Scope tab

The Scope tab enables you to further customize the scope of your trawls.


Ignore case of URLs when comparing

By default, DeepTrawl ignores the case when following hyperlinks. This avoids trawling a page twice simply because links use varying capitalization.

Switch off this option if the capitalization of the URL may actually determine which page is returned.

Judge scope by original link URL / Judge scope by redirected URL (if any)

By default, DeepTrawl decides whether to include a page in the scope based on the URL of the link pointing to it.

Alternatively, select Judge Scope by redirected URL to judge inclusion according to the HTTP redirected URL of the page (if any). This may result in slower trawls but offers tighter enforcement of the scope rules.

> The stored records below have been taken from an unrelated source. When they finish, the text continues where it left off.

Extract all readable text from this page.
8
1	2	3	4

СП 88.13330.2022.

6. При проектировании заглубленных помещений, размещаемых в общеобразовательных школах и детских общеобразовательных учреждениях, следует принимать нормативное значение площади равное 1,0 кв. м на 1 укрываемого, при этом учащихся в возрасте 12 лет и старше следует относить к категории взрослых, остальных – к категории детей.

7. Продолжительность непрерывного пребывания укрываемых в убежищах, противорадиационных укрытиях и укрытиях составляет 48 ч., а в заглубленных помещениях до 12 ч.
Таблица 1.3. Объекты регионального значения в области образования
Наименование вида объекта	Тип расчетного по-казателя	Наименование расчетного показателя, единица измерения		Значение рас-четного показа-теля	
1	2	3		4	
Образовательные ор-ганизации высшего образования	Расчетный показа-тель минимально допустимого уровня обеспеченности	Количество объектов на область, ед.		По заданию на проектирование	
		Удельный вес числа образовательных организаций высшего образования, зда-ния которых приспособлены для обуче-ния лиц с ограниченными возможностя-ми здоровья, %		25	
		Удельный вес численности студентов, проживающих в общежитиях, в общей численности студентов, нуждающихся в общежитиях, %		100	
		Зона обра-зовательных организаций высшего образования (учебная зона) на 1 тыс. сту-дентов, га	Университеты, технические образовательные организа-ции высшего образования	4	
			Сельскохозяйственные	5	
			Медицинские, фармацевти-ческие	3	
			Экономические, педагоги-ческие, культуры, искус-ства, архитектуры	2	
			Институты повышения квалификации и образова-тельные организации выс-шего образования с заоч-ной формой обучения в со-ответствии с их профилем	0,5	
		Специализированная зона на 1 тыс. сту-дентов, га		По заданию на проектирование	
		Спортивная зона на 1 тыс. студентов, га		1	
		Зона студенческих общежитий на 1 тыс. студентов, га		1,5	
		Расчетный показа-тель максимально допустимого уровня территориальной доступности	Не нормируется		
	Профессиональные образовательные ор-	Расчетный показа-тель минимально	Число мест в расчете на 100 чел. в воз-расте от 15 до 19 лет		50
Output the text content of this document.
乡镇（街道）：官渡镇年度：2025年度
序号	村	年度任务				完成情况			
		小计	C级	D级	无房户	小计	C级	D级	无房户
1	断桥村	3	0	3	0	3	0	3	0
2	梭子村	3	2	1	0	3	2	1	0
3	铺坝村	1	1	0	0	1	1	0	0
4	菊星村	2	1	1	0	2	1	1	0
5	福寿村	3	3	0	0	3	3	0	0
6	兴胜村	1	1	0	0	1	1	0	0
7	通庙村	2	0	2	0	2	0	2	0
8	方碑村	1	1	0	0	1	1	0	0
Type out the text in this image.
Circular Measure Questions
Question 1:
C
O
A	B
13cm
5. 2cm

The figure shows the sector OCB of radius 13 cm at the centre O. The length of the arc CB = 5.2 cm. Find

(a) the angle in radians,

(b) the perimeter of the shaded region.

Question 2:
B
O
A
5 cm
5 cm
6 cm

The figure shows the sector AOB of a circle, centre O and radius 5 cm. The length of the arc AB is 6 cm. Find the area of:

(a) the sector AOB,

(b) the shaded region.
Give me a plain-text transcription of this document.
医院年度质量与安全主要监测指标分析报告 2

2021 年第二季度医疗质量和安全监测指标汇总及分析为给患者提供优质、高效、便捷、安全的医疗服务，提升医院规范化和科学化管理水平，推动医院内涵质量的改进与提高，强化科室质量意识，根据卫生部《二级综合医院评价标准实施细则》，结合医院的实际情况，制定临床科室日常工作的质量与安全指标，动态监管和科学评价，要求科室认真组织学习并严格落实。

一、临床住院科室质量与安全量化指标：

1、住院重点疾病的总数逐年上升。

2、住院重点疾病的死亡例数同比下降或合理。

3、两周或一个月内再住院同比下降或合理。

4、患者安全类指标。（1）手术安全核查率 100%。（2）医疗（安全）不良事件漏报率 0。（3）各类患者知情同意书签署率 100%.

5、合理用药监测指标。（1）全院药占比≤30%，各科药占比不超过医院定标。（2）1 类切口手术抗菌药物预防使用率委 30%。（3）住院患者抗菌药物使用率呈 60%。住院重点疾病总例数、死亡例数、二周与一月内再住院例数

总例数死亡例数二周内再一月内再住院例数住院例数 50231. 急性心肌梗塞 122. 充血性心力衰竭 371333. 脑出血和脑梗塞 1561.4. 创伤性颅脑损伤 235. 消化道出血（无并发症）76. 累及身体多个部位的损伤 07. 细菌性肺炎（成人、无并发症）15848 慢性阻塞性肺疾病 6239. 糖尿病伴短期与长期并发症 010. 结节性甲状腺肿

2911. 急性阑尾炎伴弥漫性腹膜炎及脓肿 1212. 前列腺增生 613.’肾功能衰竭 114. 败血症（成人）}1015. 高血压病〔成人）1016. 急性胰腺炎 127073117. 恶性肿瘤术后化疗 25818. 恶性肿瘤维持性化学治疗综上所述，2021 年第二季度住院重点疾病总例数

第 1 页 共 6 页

Limit length of URL / Maximum URL length

By default, DeepTrawl limits the maximum length of a page's URL. This prevents recursion in dynamically generated web sites. (Recursion causes DeepTrawl to keep trawling identical pages with ever growing URLs, generated specifically to be linked from the link source page.)

If your site uses very long URLs, you may want to raise this limit or switch off this option.

Check files found on disk appear to be (X)HTML

By default, DeepTrawl confirms that local files are HTML before loading them. Try switching off this option if some of your files are not appearing.